For an application that is still using version 1.0 of the Ice encoding, changing the definition of an enumerated type may break backward compatibility with existing applications. For more information, please refer to the encoding rules for enumerators.

Language Mapping

JavaScript does not have an enumerated type, so a Slice enumeration is emulated using JavaScript objects where each enumerator is an instance of the same type. For example:

SLICE
enum Fruit { Apple, Pear, Orange }

The generated code is equivalent to the following JavaScript code:

JS
class Fruit { ... }
Fruit.Apple = new Fruit("Apple", 0);
Fruit.Pear = new Fruit("Pear", 1);
Fruit.Orange = new Fruit("Orange", 2);

And the generated TypeScript definition for the generated code looks like:

TYPESCRIPT
class Fruit
{
    static readonly Apple:Fruit;
    static readonly Pear:Fruit;
    static readonly Orange:Fruit;
        
    static valueOf(value:number):Fruit;
  
    equals(other:any):boolean;
    hashCode():number;
    toString():string;
        
    readonly name:string;
    readonly value:number;
}

Each enumerator defines name and value properties that supply the enumerator's name and ordinal value, respectively. Enumerators also define hashCodeequals and toString methods, and the enumerated type itself defines a valueOf method that converts ordinal values into their corresponding enumerators.

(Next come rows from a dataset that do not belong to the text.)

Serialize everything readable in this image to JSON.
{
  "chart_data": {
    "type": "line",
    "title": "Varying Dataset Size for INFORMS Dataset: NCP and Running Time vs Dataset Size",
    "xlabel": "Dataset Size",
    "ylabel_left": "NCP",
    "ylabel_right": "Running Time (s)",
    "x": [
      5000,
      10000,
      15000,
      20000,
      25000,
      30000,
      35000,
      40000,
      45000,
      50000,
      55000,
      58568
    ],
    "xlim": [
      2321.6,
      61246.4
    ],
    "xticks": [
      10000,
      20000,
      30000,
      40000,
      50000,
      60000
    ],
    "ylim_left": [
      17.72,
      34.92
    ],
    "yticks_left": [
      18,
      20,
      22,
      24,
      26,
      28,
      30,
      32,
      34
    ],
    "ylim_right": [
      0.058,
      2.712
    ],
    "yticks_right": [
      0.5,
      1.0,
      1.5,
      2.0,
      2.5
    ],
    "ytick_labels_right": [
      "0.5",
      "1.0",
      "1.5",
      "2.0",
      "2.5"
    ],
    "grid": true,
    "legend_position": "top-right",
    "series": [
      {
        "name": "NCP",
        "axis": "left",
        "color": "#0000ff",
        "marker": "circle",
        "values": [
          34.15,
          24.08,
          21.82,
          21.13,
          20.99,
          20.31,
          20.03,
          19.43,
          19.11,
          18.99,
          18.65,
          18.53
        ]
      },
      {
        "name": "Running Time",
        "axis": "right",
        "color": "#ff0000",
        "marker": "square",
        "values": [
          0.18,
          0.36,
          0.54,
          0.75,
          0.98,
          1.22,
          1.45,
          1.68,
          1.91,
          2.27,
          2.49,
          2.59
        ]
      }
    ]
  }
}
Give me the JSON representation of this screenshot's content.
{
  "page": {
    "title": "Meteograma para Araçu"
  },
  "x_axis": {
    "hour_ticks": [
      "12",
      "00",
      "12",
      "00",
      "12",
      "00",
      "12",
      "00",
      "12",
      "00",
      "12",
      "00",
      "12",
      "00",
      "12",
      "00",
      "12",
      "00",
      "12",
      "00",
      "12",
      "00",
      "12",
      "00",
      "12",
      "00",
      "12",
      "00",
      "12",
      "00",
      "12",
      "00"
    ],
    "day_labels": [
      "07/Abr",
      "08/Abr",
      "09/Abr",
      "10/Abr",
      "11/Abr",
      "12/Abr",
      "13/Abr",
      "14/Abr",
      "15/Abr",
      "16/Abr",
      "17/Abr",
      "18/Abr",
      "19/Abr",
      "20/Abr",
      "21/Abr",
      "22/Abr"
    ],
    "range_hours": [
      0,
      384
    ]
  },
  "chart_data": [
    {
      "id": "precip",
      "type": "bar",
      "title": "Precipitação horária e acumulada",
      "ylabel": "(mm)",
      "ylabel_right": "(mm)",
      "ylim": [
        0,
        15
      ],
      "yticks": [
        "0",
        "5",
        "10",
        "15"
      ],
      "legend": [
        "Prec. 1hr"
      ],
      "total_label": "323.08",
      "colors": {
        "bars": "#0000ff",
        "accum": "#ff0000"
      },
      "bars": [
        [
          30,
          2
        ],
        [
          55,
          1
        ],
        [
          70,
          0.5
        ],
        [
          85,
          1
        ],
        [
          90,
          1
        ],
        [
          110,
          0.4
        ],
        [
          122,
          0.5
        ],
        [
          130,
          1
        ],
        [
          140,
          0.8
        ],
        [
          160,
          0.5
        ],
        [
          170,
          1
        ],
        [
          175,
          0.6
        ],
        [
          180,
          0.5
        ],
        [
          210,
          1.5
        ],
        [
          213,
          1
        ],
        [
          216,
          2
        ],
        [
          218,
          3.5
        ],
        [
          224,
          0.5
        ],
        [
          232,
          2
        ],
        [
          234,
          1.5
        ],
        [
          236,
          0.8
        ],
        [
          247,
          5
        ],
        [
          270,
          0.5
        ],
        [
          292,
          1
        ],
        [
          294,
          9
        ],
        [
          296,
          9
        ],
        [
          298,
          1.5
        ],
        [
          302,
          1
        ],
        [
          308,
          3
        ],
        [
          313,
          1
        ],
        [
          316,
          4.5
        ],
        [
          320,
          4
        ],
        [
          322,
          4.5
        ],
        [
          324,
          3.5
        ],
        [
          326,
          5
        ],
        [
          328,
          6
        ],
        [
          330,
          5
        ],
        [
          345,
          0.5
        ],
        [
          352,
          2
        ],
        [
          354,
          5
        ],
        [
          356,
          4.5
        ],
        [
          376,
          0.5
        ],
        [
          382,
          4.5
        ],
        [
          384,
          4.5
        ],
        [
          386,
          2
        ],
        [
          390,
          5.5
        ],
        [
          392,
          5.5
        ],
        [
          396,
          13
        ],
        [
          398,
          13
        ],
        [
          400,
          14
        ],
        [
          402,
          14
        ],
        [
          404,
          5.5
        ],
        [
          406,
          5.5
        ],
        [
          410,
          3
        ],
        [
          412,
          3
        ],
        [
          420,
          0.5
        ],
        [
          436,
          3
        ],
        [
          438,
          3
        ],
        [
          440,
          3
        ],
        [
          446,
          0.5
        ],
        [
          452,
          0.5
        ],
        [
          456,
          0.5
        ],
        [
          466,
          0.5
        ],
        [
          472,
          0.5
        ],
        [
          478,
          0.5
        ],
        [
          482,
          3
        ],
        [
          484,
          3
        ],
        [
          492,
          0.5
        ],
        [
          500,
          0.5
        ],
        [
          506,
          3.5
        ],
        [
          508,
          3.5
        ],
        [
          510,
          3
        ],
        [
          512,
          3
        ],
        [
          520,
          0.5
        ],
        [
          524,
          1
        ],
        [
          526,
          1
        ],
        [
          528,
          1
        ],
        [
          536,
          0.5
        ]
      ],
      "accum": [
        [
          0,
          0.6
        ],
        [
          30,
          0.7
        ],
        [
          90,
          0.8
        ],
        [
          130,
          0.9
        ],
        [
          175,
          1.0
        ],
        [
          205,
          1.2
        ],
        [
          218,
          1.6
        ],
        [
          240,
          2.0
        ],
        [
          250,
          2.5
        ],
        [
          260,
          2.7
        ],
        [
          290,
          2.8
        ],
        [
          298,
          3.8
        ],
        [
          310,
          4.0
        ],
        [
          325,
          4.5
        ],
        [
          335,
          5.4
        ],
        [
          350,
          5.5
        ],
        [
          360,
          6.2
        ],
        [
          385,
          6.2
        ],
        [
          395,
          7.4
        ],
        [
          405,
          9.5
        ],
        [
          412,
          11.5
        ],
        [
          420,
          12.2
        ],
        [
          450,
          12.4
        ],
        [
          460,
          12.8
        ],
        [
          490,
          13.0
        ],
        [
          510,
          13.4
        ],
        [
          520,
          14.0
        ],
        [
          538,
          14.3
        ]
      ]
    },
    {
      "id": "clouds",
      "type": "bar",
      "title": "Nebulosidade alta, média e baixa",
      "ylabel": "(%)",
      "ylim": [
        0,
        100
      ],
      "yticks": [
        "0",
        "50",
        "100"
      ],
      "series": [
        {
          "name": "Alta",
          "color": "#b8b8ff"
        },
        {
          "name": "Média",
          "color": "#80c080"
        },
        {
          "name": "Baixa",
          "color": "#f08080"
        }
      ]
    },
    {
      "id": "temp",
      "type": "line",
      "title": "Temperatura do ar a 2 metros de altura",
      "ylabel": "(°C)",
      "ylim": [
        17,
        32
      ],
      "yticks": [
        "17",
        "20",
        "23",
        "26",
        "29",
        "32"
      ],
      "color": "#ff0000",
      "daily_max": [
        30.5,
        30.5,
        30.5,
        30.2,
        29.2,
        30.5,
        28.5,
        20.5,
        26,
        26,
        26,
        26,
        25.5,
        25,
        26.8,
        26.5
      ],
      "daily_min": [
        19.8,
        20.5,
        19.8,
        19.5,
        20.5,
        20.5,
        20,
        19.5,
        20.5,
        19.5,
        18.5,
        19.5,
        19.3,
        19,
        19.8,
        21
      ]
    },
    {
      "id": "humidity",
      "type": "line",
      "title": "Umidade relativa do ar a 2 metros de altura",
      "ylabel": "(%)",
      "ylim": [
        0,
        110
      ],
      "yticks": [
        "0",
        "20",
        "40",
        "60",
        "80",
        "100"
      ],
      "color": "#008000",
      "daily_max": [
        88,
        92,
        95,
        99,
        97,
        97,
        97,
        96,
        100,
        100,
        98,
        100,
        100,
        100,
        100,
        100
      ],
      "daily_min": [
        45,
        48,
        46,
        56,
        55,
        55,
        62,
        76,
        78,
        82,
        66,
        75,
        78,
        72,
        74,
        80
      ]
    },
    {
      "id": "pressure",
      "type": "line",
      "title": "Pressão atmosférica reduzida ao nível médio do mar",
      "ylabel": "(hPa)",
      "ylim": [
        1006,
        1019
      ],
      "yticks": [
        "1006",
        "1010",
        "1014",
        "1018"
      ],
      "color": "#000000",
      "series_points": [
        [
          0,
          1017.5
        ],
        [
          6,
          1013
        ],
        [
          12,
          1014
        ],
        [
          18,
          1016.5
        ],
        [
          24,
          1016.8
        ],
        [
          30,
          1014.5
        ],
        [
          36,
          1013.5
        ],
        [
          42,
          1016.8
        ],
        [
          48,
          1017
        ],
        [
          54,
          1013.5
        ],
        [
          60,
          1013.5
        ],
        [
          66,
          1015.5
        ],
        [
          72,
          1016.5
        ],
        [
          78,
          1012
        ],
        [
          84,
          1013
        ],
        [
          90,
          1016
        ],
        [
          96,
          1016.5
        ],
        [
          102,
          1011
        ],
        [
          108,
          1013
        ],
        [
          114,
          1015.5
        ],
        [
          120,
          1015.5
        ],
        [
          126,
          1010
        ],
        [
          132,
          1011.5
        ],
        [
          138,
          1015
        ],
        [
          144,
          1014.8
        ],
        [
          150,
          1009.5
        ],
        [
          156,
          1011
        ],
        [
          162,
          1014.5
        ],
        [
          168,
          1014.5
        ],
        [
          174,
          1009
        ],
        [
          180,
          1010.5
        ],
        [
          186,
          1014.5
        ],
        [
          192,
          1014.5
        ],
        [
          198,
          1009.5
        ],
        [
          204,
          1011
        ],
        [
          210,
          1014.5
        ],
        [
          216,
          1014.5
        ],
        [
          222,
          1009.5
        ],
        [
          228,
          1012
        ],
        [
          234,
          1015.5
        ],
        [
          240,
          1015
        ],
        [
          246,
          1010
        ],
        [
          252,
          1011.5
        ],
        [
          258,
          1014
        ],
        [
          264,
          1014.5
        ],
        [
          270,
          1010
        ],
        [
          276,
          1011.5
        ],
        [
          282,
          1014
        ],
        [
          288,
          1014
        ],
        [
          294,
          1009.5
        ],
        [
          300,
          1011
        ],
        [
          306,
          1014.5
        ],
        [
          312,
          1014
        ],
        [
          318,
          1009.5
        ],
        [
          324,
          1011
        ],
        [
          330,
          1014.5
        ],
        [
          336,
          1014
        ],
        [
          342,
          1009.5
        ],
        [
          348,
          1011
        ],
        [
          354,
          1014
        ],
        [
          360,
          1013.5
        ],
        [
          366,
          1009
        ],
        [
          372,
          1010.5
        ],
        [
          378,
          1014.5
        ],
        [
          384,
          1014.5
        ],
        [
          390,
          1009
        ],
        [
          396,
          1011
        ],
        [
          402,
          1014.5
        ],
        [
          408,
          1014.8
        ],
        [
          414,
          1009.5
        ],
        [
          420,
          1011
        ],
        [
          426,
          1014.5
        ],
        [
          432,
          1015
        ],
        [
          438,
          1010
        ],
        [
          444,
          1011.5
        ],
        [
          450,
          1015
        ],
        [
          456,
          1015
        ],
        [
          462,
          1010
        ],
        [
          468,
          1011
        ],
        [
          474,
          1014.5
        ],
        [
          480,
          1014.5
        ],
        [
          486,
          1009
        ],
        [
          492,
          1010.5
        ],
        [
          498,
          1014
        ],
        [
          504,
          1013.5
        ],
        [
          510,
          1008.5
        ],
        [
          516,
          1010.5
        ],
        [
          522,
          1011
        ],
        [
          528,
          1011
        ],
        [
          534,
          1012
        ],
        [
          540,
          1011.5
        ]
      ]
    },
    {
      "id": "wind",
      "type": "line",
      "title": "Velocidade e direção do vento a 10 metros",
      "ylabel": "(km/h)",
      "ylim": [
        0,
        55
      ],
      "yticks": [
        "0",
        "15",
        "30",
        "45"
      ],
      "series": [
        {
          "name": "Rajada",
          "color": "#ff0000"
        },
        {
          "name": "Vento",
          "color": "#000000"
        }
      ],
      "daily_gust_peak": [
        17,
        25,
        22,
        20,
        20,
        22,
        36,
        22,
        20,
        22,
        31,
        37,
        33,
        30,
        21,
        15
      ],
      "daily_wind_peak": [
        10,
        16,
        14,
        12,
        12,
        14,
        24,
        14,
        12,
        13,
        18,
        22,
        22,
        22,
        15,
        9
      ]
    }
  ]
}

Suppose we modify the Slice definition to include a custom enumerator value:

SLICE
enum Fruit { Apple, Pear = 3, Orange }

The generated code changes accordingly:

JS
class Fruit = { ... };
Fruit.Apple = new Fruit("Apple", 0);
Fruit.Pear = new Fruit("Pear", 3);
Fruit.Orange = new Fruit("Orange", 4);

Given the above definitions, we can use enumerated values as follows:

JS
const f1 = Fruit.Apple;
const f2 = Fruit.Orange;

if (f1 === Fruit.Apple) { // Compare with constant
    // ...
}

if (f1 === f2) {         // Compare two enums
    // ...
}

switch(f2) {             // Switch on enum
    case Fruit.Apple:
        // ...
        break;
    case Fruit.Pear:
        // ...
        break;
    case Fruit.Orange:
        // ...
        break;
}

// Convert an ordinal value to its enumerator, or undefined if no match
const f = Fruit.valueOf(3);
console.log(f.name + " = " + f.value); // Outputs "Pear = 3"

TypeScript has an enumerated type, but the TypeScript definitions must match the JavaScript generated code, using enumerated types in TypeScript is identical to use them in JavaScript.